42. Though we found that the writ petition is not maintainable, but considering the
trend of converting the vacant spaces in a concerted manner phase by phase as
housing plots taking advantage of the weakness of the law and allotting them to
selected persons without following the procedures, this Division being the final
arbiter should step in to prevent undue and arbitrary exercise of powers. Courts have
always been considered to have an overriding duty to maintain public confidence in
the administration of justice-often referred to as the duty to vindicate and uphold the
majesty of law. Due administration of justice has always been viewed as a
continuous process, not confined to determination of the particular case, protecting
its ability to function as a court of law in the future as in the case before it. Doing
justice is the paramount consideration and that duty can not be abdicated or diluted
by reason of improper application. It is recognized in the public interest that the
authority acting by virtue of statutory powers can not exceed his authority. In view of
the above, we feel it proper to direct the respondent Nos. 1 and 2 to carry out the
following guidelines:
a) to make survey of the aforesaid lakes on the basis of the original master
plans drawn and in its absence, the original layout plans and demarcate the
areas of the said lakes by affixing permanent pillars.

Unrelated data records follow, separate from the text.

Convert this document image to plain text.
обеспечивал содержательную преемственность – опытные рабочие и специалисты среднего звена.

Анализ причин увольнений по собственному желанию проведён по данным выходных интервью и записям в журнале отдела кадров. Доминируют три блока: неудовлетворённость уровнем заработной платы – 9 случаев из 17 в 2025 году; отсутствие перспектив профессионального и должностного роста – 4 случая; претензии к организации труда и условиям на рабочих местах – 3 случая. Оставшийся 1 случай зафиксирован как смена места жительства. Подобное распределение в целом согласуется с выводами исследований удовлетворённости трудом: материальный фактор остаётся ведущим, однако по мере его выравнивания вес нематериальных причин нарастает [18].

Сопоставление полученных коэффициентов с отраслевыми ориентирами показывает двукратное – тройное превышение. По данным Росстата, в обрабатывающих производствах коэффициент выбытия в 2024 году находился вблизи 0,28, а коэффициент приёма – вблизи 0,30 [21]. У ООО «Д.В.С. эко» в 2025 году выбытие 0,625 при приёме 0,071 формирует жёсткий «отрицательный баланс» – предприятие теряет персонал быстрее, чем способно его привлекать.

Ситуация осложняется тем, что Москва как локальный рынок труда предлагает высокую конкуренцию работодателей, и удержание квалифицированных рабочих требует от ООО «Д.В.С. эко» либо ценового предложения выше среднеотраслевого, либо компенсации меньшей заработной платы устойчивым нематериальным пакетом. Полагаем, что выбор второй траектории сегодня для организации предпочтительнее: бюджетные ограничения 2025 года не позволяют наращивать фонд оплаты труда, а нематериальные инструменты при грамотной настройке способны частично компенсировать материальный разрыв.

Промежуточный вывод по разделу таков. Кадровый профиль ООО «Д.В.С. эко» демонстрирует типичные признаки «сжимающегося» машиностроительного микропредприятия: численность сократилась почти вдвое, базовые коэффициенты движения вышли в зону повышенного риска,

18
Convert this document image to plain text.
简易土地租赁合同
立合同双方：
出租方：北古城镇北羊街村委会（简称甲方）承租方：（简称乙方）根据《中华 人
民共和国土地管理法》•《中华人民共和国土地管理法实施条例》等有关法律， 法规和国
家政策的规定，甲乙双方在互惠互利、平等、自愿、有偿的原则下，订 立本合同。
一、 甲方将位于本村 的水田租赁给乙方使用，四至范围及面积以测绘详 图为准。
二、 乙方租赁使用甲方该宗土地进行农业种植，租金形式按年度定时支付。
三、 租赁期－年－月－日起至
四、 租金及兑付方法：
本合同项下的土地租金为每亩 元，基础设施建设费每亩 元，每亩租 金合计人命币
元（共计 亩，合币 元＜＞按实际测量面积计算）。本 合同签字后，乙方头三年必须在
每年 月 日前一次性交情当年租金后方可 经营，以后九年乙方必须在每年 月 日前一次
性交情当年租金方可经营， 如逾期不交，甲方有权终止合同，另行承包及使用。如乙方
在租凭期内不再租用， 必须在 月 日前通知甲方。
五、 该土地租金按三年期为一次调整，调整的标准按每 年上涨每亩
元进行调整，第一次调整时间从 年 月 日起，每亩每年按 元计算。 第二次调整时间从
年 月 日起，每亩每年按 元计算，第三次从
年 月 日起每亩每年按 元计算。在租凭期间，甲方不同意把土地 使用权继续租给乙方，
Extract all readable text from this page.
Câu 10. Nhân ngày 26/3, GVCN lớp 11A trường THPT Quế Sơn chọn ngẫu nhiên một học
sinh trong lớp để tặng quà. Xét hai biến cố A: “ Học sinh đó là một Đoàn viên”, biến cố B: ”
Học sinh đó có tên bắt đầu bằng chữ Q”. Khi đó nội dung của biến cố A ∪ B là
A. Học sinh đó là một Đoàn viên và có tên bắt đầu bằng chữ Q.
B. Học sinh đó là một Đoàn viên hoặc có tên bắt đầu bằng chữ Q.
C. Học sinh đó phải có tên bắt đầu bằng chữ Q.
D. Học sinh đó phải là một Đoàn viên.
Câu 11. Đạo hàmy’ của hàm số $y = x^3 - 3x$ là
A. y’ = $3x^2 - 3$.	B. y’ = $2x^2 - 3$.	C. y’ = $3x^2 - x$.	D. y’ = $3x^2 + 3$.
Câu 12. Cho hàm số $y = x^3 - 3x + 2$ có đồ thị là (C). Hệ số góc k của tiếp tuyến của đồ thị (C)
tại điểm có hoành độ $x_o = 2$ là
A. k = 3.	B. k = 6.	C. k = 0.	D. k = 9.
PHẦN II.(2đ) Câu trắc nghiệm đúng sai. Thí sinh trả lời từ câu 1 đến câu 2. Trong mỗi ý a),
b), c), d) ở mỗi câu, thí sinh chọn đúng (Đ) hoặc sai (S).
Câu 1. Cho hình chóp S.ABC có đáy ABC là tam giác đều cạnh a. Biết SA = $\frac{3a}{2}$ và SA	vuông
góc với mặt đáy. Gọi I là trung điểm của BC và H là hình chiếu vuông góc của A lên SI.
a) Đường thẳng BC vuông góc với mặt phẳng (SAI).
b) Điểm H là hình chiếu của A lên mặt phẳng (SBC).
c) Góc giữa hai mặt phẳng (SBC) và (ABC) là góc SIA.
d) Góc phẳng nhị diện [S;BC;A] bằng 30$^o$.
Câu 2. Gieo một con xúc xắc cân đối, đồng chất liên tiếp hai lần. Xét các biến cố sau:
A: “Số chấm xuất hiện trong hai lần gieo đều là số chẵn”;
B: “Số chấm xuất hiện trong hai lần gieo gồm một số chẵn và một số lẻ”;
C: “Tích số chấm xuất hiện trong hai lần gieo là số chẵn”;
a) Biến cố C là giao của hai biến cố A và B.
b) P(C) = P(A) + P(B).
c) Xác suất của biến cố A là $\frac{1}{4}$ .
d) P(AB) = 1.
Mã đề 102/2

b) RAJUK to take immediate step not later than 6 months from the date of
receipt of this judgment to construct walk-ways on the banks around the
Gulshan, Baridhara, Banani, Nikunja and Uttara lakes.
c) to serve notices upon the encroachers to vacate the encroached lands,
within 15 days of receipt of the notices after demolishing structures, if there
be any, and if they fail to vacate land evict all encroachers after survey and
the costs of such eviction be realised from them by filing cases under the
Public Demand Recovery Act, 1913.
d) to close down all drains and other pits of filth that pass into those lakes.
e) the residential plots created from the vacant spaces beside those lakes
prior to this pronouncement will be allotted in accordance with the procedure
being followed in the allotments in respect of old plots were made.
f) to transplant trees on the banks bordering the lakes.
g) if these directions are not complied with, the Chief Metropolitan Magistrate
will prosecute the officers responsible.
The appeal is dismissed with the above observations without any order as to costs.